Besides these practitioners there were organized cults whose supposed indecent practices were catalogued in some detail. There were the usual ecstatic dancing, public fornication, self-mutilation, drug-induced intoxication, unnatural acts with animals, mass flagellation, and loud music. I have always objected to loud music myself.

I found a certain unworthy pleasure in reading about these supposedly disgraceful practices adjacent to that list of prominent public men. I was familiar with many of those men, and knew some of them to be addicted to things far worse than any attributed to the religious libertines. The difference was, they were senators while these cults attracted slaves, freedmen, the lowest of the proletarii, and the resident foreigners.

This is nothing new, of course. We are always anxious to protect the lower orders from vices that we ourselves practice with great enthusiasm. We know that we have the inner, philosophical strength to resist carrying our pleasures to excess, while the childlike masses are apt to be corrupted by them.

Follow-up reports gave details of suppression and expulsion. Most of the leaders were foreigners and were simply banished from Rome. Some of these were branded so that they would be unwelcome anywhere in Roman territory. The way our Empire was growing, these unfortunates might soon have to take up residence somewhere around the headwaters of the Nile or in the land of the Seres, where silk comes from.

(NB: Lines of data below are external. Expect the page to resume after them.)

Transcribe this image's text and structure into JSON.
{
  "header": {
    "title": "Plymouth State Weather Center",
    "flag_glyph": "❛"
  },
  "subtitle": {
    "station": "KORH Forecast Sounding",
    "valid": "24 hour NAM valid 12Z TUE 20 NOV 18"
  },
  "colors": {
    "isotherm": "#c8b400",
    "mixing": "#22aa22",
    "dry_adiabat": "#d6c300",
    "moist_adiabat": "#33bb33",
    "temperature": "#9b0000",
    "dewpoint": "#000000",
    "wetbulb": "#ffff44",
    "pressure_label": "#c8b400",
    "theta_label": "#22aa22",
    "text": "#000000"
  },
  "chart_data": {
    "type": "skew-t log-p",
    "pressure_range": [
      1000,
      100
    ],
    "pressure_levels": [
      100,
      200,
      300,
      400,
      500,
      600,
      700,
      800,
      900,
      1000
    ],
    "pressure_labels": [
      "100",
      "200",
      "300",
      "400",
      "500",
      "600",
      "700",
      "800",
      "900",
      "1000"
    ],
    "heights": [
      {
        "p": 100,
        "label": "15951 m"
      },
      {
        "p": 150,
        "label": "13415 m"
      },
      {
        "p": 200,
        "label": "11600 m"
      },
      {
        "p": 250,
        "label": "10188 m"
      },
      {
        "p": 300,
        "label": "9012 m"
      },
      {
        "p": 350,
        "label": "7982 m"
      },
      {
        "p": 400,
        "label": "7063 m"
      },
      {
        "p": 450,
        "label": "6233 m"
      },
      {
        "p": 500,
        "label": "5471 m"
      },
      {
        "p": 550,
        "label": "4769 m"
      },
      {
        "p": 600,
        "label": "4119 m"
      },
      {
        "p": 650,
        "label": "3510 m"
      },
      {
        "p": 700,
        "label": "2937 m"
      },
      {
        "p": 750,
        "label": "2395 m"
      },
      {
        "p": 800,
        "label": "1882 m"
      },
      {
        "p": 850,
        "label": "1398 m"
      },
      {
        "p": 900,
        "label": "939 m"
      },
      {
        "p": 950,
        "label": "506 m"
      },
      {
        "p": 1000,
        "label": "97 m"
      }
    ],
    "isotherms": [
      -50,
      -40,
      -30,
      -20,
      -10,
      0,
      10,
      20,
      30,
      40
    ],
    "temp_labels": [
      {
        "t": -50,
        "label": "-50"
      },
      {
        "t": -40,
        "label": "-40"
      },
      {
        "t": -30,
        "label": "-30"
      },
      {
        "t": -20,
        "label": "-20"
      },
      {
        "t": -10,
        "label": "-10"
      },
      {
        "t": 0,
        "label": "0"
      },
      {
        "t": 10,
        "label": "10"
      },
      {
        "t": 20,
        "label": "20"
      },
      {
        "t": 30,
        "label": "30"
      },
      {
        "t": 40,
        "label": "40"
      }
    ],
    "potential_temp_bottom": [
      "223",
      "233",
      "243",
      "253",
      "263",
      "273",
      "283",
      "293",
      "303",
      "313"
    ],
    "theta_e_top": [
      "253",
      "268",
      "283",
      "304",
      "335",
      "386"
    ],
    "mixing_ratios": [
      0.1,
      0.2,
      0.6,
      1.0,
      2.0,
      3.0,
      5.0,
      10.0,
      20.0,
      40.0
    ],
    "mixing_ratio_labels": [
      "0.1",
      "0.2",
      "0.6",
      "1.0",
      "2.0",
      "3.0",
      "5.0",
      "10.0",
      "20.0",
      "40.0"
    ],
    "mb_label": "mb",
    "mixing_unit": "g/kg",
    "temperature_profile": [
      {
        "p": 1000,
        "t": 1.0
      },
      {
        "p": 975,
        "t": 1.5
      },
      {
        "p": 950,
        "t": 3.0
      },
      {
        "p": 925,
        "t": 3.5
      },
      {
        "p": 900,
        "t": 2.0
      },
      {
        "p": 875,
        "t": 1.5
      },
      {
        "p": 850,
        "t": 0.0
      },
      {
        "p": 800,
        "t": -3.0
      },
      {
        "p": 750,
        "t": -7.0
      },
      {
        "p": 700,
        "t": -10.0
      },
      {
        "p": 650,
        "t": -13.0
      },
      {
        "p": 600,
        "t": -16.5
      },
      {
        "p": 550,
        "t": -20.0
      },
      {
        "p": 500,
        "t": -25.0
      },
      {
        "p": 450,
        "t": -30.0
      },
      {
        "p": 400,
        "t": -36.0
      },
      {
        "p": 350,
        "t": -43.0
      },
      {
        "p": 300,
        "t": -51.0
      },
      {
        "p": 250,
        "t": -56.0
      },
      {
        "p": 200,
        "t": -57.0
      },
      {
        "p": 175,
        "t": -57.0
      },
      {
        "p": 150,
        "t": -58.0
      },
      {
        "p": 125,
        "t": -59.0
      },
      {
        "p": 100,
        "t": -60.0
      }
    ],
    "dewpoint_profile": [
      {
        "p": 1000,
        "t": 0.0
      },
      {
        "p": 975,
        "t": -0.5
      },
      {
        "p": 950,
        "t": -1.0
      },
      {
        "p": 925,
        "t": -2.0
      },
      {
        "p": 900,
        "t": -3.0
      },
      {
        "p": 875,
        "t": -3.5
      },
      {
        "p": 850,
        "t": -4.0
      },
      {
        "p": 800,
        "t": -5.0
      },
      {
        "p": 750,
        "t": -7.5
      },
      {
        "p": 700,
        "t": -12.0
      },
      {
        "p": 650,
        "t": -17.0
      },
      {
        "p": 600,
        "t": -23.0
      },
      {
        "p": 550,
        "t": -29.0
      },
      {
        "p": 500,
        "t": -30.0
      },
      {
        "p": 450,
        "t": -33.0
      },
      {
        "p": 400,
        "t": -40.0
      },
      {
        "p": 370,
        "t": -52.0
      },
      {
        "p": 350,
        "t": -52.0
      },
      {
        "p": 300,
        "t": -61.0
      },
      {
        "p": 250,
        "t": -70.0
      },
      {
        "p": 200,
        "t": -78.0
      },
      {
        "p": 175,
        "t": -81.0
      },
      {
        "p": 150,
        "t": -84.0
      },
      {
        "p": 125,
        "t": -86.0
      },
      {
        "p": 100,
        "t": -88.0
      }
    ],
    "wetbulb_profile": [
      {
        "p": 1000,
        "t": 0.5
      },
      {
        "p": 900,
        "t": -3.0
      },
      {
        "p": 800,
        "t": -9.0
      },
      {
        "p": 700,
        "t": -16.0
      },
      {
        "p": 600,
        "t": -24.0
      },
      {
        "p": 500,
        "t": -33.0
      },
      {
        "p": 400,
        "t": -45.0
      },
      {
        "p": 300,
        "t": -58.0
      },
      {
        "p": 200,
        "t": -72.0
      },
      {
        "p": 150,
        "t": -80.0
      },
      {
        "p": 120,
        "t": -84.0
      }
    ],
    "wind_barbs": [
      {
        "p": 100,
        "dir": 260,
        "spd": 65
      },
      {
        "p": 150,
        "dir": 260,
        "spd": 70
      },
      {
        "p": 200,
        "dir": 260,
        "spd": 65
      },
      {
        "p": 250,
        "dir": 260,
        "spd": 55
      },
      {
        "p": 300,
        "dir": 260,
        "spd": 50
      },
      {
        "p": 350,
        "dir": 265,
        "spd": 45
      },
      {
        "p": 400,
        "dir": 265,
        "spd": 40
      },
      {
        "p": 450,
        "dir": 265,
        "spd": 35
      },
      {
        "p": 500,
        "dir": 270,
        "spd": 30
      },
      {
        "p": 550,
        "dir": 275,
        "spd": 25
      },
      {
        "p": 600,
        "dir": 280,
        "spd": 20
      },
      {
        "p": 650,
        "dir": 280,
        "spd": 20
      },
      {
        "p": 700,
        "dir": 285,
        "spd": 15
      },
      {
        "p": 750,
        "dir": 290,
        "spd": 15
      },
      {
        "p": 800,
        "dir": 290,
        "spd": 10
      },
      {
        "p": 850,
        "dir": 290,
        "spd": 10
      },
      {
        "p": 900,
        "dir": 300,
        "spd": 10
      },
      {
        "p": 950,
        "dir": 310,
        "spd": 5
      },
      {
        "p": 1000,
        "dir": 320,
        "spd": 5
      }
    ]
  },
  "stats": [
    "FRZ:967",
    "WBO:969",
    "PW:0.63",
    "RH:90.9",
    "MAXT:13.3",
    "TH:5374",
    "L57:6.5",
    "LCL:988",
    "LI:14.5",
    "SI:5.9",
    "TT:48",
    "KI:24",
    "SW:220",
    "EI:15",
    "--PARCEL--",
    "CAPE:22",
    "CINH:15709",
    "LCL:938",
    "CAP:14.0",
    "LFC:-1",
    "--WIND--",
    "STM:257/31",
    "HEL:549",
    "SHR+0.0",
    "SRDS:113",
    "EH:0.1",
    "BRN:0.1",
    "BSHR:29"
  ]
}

The ones who could claim Roman citizenship were mostly let off with an admonition, any repetition of their scandalous behavior to be dealt with sternly. I had every expectation that these people had also proven able to come across with a few thousand sesterces to make the aedile’s life more comfortable and help defray the onerous burdens of his office. It was an unspoken but well-recognized fact of political life that cult leaders could deliver substantial bloc votes come election time.

When the reading and copying were done, I tipped young Hylas with a sesterce and turned away discreetly while he disposed of it somewhere about his person. Slaves, especially small ones, must resort to certain subterfuges in order to prevent larger slaves from acquiring their wealth, and it is often inadvisable to wonder too much about where our money has been.

With my papyrus tucked into my tunic, I left the temple, thinking about the man now looting Sardinia, and others of his sort. From what I had learned of him so far, Marcus Aemilius Scaurus was nothing unusual, just a typical Roman politician of the times. At some time he had been a quaestor, doing scut work for the government, perhaps accompanying some general and profiting from it, making valuable political and commercial contacts in the process. He had then been elected to the aedileship and had not stinted himself on largesse to the populace with his Games and his theater and his baths. Undoubtedly he had gone deeply into debt to do this, besides squandering whatever wealth he had inherited.

Riding on the great popularity of his aedileship, he stood for praetor the very next year and won the office handily. Then he had been given a propraetorian province, Sardinia, which he was now looting so merrily. It had become common practice, and it did much to ruin the Republic. Provinces that had been Roman territory for centuries were treated like newly conquered nations, with extortions and oppressions that would shame an Oriental potentate.

The provincials had recourse in our courts. Cicero had made his legal reputation prosecuting a man named Verres who had given Sicily a sacking that was breathtaking even in that jaded age. The Sicilians had come to Cicero because they had been very pleased with the honesty of his own administration of the western part of the province when he was quaestor there under Peducaeus.